An agency relationship may be based on a formal agreement between the parties, an express agency, or it may result from the parties’ behavior, an implied agency.
Express Agency – The principal (Landlord) and Agent (Sponsoring Broker) may enter into a contract, or an express agreement, in which the parties formally express their intention to establish an agency and state its terms and conditions. The agreement may be either oral or written. An agency relationship between a property Owner and a Sponsoring Broker generally is created by a written employment contract, commonly referred to as a Property Management Agreement, which authorizes the Sponsoring Broker (or their designated Licensees) to find a Tenant for the Owner’s property.
An express agency relationship between a Tenant and a Sponsoring Broker is created by a Renter Agency Agreement.
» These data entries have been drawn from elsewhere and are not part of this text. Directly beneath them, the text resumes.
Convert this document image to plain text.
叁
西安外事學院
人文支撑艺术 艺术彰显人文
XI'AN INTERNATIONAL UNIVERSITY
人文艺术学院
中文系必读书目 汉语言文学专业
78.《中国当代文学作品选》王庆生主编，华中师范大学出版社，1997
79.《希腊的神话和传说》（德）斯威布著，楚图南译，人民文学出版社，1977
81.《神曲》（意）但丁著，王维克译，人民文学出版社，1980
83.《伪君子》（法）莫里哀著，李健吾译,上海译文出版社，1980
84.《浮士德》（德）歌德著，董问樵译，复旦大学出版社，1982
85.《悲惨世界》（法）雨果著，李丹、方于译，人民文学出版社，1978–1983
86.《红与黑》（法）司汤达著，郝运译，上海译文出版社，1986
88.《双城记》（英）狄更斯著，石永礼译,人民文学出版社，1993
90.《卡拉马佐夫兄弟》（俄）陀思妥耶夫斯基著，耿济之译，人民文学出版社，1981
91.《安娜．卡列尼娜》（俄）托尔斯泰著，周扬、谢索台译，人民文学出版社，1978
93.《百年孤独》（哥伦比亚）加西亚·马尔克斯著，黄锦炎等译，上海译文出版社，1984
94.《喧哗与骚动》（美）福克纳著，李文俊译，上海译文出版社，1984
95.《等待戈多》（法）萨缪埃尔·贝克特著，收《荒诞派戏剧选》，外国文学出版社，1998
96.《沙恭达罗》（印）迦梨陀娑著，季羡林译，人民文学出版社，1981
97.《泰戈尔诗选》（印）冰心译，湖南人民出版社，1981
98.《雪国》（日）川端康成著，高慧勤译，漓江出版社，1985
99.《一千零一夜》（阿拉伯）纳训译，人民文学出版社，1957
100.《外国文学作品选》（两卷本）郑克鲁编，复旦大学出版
Similar to a Property Management Agreement, it stipulates the activities and responsibilities the Renter expects from the Sponsoring Broker (or their designated Licensees) in finding the appropriate property for rent.
The Real Estate License Act of 2000 requires that all exclusive brokerage agreements must be in writing.
Implied Agency – An agency may also be created by implied agreement. This occurs when the actions of the parties indicate that they have mutually consented to an agency relationship. A Licensee acts on behalf of another as Agent. Even though the Licensee may not have consciously planned to create an agency relationship, the parties can create an agency relationship unintentionally, inadvertently, or accidentally by their actions.
Compensation – The source of compensation does not determine agency. A Real Estate Agent does not necessarily represent the person who pays her compensation. In fact, agency can exist even if no fee is involved: It is called a gratuitous agency. The written Property Management Agreement should state how the Sponsoring Broker is being compensated and explain all the alternatives available.
In Illinois, compensation does not determine the agency relationship. Both buyer’s and seller’s Real Estate Agents are often paid by the seller in a cooperative commission arrangement. In the case where the Leasing Agent is an employee of the Sponsoring Broker who has signed the Property Management Agreement with the Landlord, the Landlord pays the Sponsoring Broker according to the terms of the Property Management Agreement and the Sponsoring Broker pays the Leasing Agent working for the Sponsoring Broker, according to the compensation terms outlined in the Employment Agreement between the Sponsoring Broker and the Leasing Agent.